As we move into this season of not only cold but also of getting together for holidays, village events but also meetings and working on regional issues I will be watching and hoping we can really accomplish something towards helping people learn and be able to comment on those issues dear to them.

This is the time of year when most organizations in Alaska get together to discuss not only what has happened but also what needs to happen, from businesses organizations, fishing regulation agencies to tribal organizations.  Most all meet in the next six month at one time or the other to tackle a range of issues.

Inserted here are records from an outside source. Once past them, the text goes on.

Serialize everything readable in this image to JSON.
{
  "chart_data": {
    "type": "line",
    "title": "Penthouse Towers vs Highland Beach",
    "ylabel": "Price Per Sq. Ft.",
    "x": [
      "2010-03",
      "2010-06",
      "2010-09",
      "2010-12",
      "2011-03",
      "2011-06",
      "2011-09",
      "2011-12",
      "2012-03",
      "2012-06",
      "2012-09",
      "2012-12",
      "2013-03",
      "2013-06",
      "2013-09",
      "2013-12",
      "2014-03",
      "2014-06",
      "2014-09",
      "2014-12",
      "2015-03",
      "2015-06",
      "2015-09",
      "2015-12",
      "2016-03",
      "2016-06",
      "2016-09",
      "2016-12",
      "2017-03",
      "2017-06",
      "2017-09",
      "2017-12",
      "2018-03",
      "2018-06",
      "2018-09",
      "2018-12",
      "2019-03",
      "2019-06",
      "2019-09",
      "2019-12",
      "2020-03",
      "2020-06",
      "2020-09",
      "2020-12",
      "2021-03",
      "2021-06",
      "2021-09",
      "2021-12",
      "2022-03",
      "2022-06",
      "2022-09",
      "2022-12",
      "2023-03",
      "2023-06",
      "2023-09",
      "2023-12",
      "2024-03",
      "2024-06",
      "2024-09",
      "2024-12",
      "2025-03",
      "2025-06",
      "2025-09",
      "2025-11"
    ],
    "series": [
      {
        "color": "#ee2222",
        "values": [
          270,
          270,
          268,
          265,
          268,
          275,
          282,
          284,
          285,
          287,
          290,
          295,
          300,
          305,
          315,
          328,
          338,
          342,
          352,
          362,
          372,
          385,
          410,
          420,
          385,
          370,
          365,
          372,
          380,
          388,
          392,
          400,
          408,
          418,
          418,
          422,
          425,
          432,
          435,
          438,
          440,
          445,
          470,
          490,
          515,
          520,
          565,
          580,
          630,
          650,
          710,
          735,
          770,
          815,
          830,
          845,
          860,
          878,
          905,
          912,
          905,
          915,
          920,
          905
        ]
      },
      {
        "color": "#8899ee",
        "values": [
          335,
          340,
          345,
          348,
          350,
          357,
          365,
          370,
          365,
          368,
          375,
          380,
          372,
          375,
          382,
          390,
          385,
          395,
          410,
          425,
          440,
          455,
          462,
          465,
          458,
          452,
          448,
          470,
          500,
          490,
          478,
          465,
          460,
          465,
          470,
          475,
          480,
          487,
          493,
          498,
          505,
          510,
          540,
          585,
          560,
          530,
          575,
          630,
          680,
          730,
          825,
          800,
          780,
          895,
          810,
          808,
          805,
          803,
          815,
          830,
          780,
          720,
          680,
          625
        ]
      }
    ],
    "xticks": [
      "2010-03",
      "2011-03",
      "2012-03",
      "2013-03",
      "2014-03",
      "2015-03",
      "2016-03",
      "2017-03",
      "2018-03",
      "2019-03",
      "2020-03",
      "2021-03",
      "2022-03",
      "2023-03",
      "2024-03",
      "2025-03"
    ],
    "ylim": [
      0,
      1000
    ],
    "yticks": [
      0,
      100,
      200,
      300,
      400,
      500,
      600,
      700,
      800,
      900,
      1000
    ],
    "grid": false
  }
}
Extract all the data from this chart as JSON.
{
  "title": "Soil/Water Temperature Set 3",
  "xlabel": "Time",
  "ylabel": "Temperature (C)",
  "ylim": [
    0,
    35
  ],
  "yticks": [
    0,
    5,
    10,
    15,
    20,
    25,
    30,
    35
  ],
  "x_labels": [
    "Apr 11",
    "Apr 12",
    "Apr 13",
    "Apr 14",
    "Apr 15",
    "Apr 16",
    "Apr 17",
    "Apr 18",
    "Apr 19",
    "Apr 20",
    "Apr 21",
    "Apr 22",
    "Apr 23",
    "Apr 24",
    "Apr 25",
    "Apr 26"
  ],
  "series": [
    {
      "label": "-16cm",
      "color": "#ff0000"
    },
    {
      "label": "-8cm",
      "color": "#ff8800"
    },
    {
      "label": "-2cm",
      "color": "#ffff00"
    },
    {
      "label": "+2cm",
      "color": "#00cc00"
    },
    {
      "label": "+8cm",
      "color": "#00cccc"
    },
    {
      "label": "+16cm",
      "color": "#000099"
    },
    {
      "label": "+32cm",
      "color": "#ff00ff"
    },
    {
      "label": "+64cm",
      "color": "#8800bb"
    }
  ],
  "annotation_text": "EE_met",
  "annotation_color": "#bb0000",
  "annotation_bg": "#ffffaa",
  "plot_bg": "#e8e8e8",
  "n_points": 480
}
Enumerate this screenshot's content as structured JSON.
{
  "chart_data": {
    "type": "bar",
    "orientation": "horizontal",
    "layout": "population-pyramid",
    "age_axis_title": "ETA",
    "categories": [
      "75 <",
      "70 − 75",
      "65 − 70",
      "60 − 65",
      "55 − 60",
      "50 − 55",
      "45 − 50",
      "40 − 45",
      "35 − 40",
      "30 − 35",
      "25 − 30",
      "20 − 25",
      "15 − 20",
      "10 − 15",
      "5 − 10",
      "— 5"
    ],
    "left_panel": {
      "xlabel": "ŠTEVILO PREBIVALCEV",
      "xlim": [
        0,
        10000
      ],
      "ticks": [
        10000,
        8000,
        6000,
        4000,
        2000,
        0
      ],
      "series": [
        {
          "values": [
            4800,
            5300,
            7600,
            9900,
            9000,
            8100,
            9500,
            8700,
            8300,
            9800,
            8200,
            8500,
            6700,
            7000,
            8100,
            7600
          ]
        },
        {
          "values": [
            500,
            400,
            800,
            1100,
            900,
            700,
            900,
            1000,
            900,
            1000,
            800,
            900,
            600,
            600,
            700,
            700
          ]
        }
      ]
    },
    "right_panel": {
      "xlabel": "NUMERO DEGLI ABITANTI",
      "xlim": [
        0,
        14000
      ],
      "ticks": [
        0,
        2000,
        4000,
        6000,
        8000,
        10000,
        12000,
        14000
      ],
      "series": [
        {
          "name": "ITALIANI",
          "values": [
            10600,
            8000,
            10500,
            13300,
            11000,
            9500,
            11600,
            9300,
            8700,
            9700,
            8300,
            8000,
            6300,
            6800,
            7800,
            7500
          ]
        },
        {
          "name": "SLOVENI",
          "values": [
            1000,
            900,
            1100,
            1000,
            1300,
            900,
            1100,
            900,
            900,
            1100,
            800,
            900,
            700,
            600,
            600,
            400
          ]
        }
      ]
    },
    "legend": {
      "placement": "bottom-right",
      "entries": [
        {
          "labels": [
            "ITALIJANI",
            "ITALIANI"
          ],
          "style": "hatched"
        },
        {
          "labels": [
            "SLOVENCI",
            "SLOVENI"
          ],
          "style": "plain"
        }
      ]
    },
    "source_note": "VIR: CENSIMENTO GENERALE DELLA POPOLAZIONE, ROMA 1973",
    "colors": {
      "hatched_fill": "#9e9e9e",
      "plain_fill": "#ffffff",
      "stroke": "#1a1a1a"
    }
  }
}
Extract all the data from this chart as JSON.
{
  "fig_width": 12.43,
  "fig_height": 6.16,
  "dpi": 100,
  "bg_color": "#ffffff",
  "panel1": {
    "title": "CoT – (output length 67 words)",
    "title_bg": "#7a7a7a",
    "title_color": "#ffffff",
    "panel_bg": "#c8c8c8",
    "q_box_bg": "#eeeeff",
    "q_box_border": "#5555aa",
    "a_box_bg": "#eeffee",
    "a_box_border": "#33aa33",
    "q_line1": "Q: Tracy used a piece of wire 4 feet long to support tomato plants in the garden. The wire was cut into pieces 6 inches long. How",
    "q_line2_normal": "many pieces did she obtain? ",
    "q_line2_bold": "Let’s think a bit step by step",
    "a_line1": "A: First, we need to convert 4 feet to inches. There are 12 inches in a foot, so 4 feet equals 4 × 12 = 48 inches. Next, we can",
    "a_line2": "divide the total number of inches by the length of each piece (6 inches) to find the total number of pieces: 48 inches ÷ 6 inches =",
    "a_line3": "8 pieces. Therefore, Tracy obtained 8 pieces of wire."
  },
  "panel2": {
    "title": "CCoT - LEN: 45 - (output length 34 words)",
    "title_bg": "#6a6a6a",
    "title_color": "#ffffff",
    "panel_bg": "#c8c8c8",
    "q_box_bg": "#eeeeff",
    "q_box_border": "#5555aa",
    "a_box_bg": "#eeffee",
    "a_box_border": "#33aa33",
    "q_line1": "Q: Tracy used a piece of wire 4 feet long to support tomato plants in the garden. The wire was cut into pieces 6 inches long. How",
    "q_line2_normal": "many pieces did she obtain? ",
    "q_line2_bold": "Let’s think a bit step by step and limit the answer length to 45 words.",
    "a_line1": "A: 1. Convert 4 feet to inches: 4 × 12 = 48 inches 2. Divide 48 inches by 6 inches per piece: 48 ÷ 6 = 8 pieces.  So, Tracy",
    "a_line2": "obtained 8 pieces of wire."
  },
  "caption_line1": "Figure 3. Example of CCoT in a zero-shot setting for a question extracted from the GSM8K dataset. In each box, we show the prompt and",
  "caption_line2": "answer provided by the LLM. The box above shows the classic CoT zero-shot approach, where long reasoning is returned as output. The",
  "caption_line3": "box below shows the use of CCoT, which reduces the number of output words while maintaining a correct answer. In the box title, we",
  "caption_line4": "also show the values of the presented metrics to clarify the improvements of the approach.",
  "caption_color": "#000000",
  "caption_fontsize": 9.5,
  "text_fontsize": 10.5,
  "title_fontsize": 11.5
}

How do we work to show a complete picture of what village life is like,  work against those who stack the meetings/testimony (using monies that SHOULD be going to help) with only those who speak to only one side of an issue and move into REAL addressing of issues??

I hope, maybe, after the last 18 months or so and all the ‘outside’ attention we have garnered as a state it will make people realize we ARE on a world wide stage.

That our decisions and the directions we choose will impact many and for years to come.

Watching, and at times participating, has made me all the more determined to help others learn what they need so they too can speak up.

We need the tongues and feet of many to move forward.

Letting someone else always speak for you, even if you do not totally understand, is not acceptable.

To help people realize they have a right to by-laws, to minutes, to resolutions of their village governments, tribal governments and regional organizations.

If you are a member of an organization and you can’t get this information, ask WHY!!  Better yet ask, “WHY THE HELL NOT?”.

The “information holders” have to go!!

We have to move toward the people who are “information sharers” so we can ALL move forward.